The example given above explains the import, compilation and execution on target for a TensorFlow model on a x86 target using a Python runtime interface. Given below are a few choices for the usage of other options for frontends, hardware targets and programming languages.
We can compile various different target devices by changing target=‘llvm’ in Step 3 above. TVM supports a wide range of targets like ‘llvm’, ‘cuda’, ‘opencl’, ‘metal’, ‘rocm’, ‘vulkan’, ‘nvptx’, ‘llvm-device=arm_cpu’, ‘opencl-device=mali’ and ‘aocl_sw_emu’. We may also need to specify target_host while using accelerators from Linux hosts like CUDA, OpenCL, etc. We may need to pass target_host=’llvm’. Cross-compilation is also possible, bypassing additional options to LLVM. For example, we may pass target_host=’llvm -target=aarch64-linux-gnu’ for an Android platform.
Apart from Python, TVM supports various programming languages while deploying a compiled module. Please refer to https://docs.tvm.ai/deploy/index.html for other programming languages.
Cross-compilation and RPC
To be developer friendly, TVM supports RPC to cross-compile the model, and to deploy and test it. RPC enables faster development by remote-loading compiler output on target, and by setting input and getting the output from a target to the host seamlessly. If you are interested, refer to https://docs.tvm.ai/tutorials/cross_compilation_and_rpc.html#.
For Android developers, TVM provides an RPC application as a quick-start to compile a model, deploy it remotely via RPC and test it (https://github.com/dmlc/tvm/blob/master/apps/android_deploy/README.md#build-and-installation).
AutoTVM
Apart from the standard compilation process, TVM also provides a framework to infer the best hardware parameters customised for the real underlying hardware. The tvm.autotvm sub-module provides various APIs for this. Refer to https://docs.tvm.ai/api/python/autotvm.html?highlight=autotvm#module-tvm.autotvm to know more about AutoTVM.
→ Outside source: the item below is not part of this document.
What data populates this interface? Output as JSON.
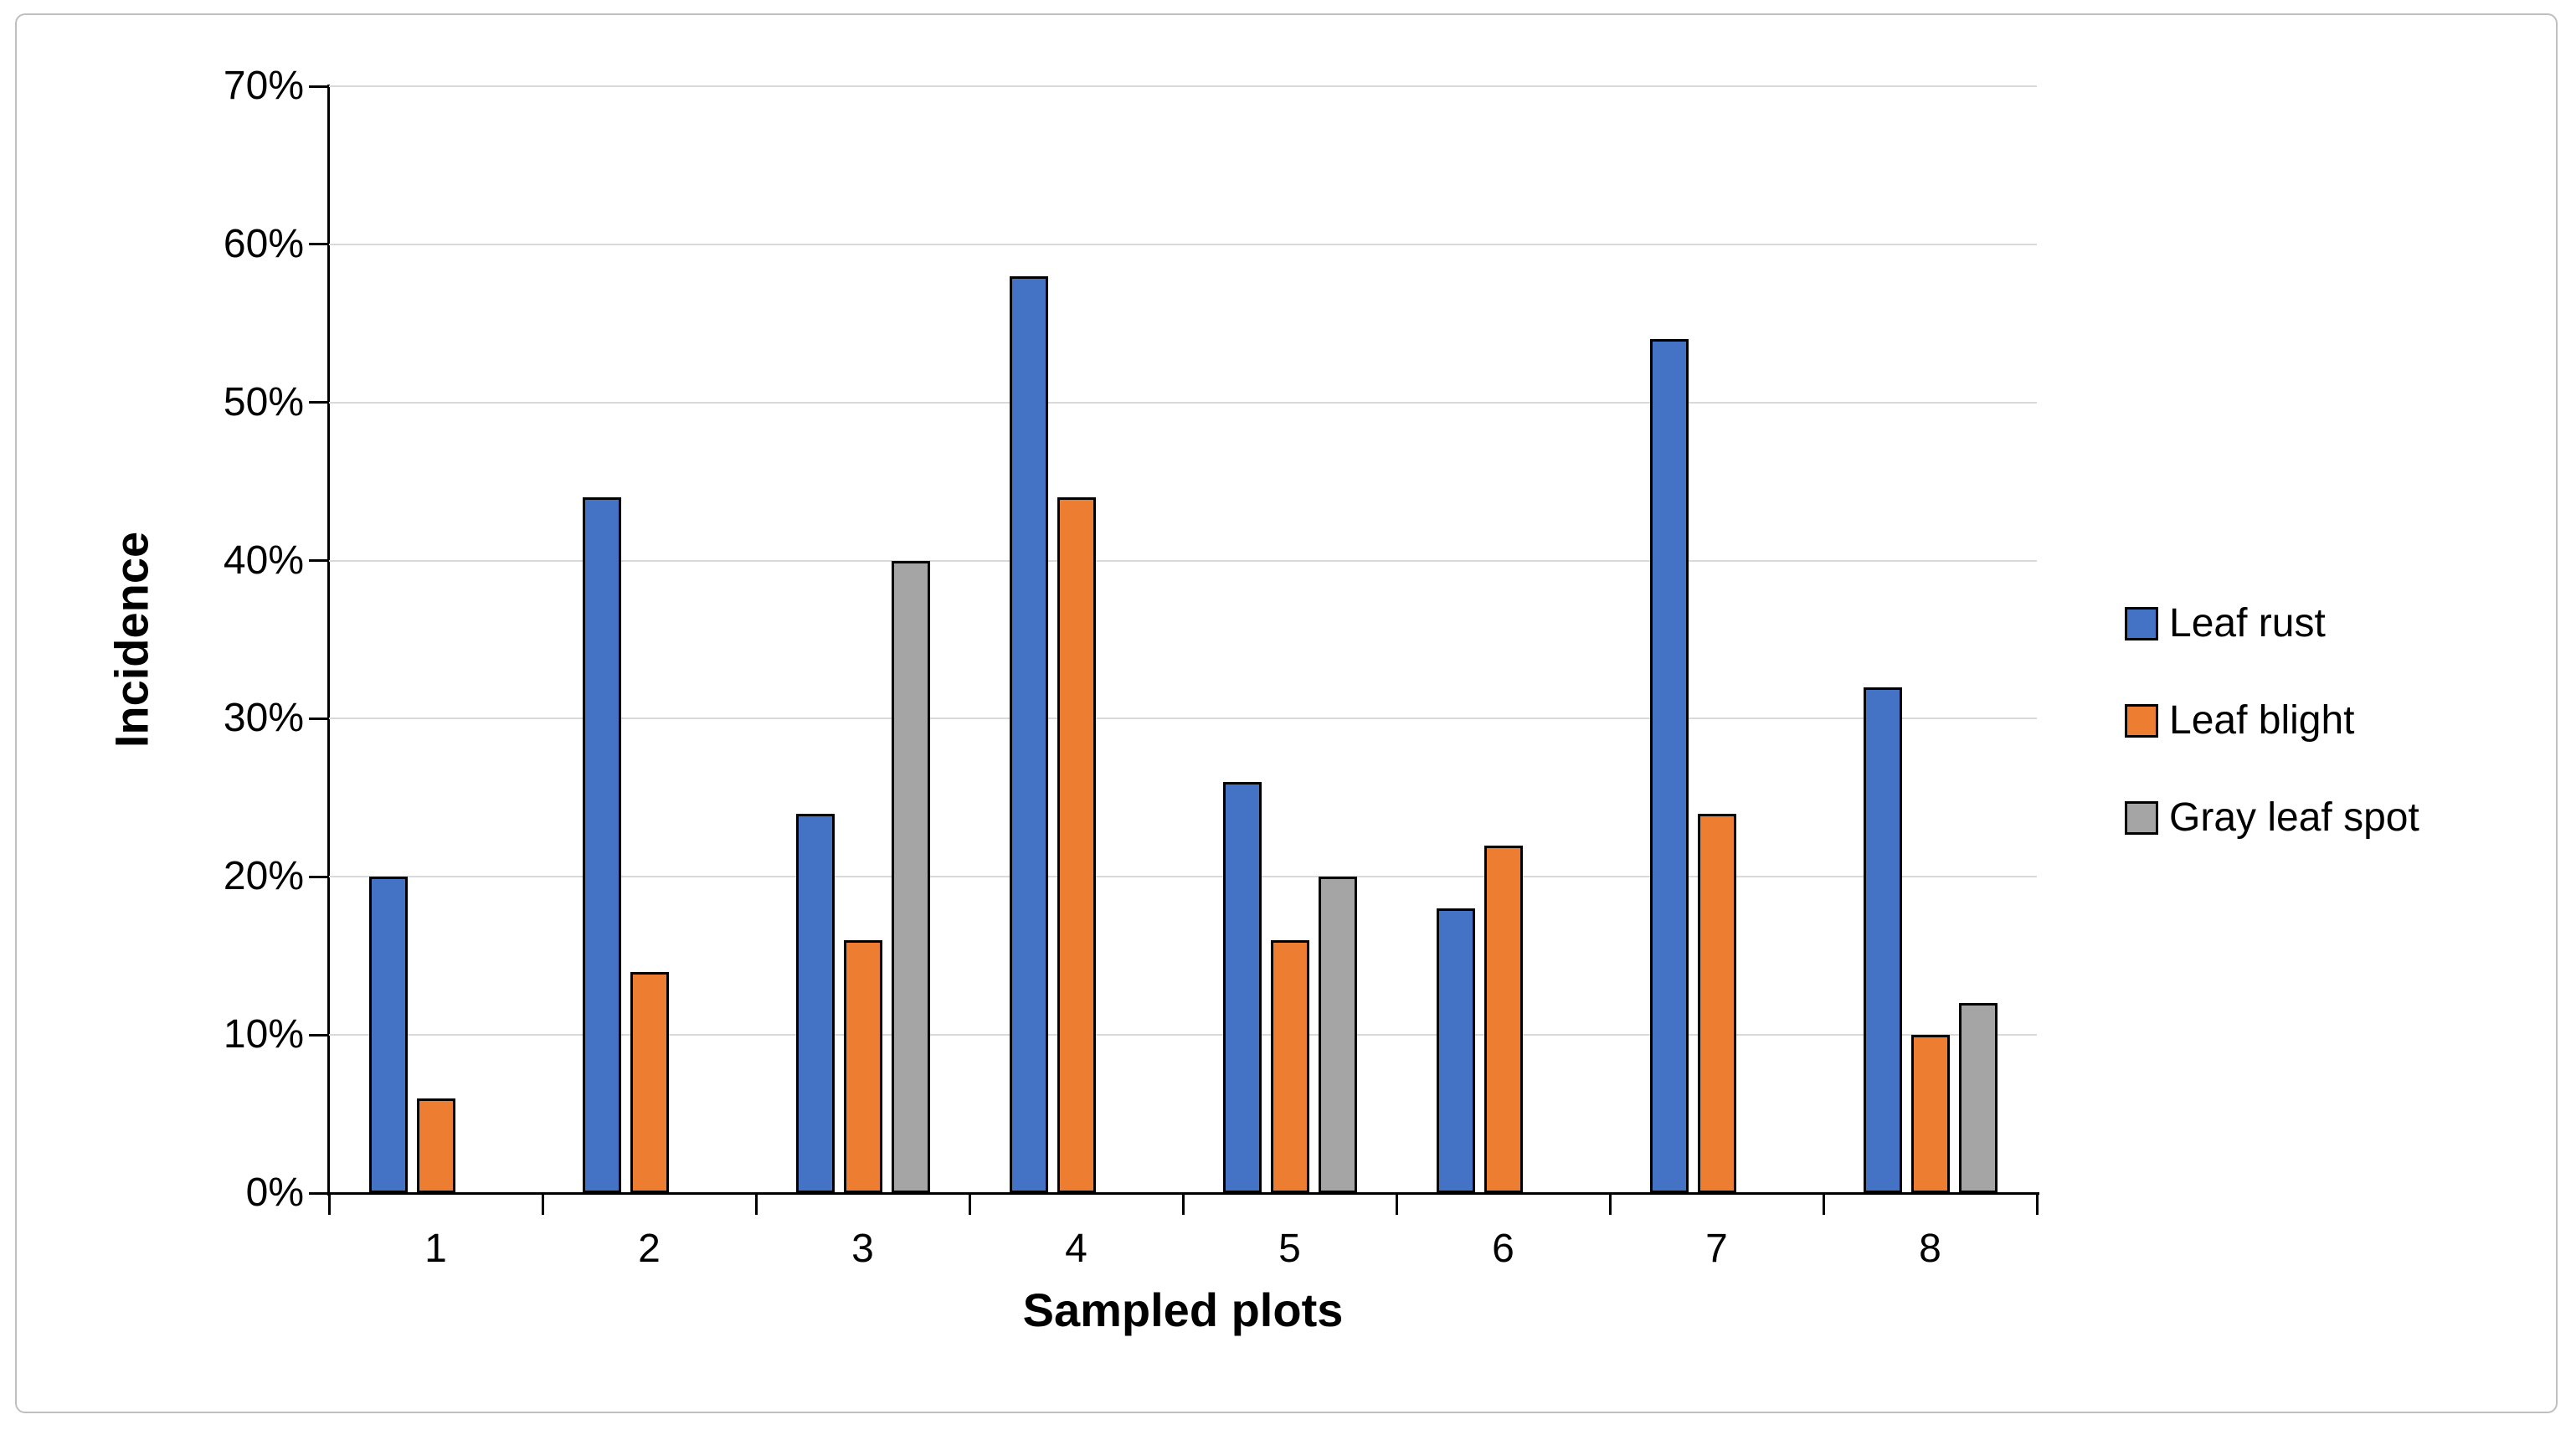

Versatile Tensor Accelerator (VTA)
VTA is an open, generic and customisable deep learning accelerator with a complete TVM based compiler stack. It was designed to expose the most salient and common characteristics of mainstream deep learning accelerators. Together, TVM and VTA form an end-to-end hardware-software deep learning system stack that includes hardware design, drivers, a JIT runtime, and an optimising compiler stack based on TVM. Do refer to https://docs.tvm.ai/vta/index.html to know more about VTA.
Benchmark
Benchmark information for various models like densenet, mobilenet, resnet, squeezenet, etc, on different platforms like ARM CPU, ARM GPU, Nvidia GPU and AMD GPU is available at https://github.com/dmlc/tvm/wiki/Benchmark.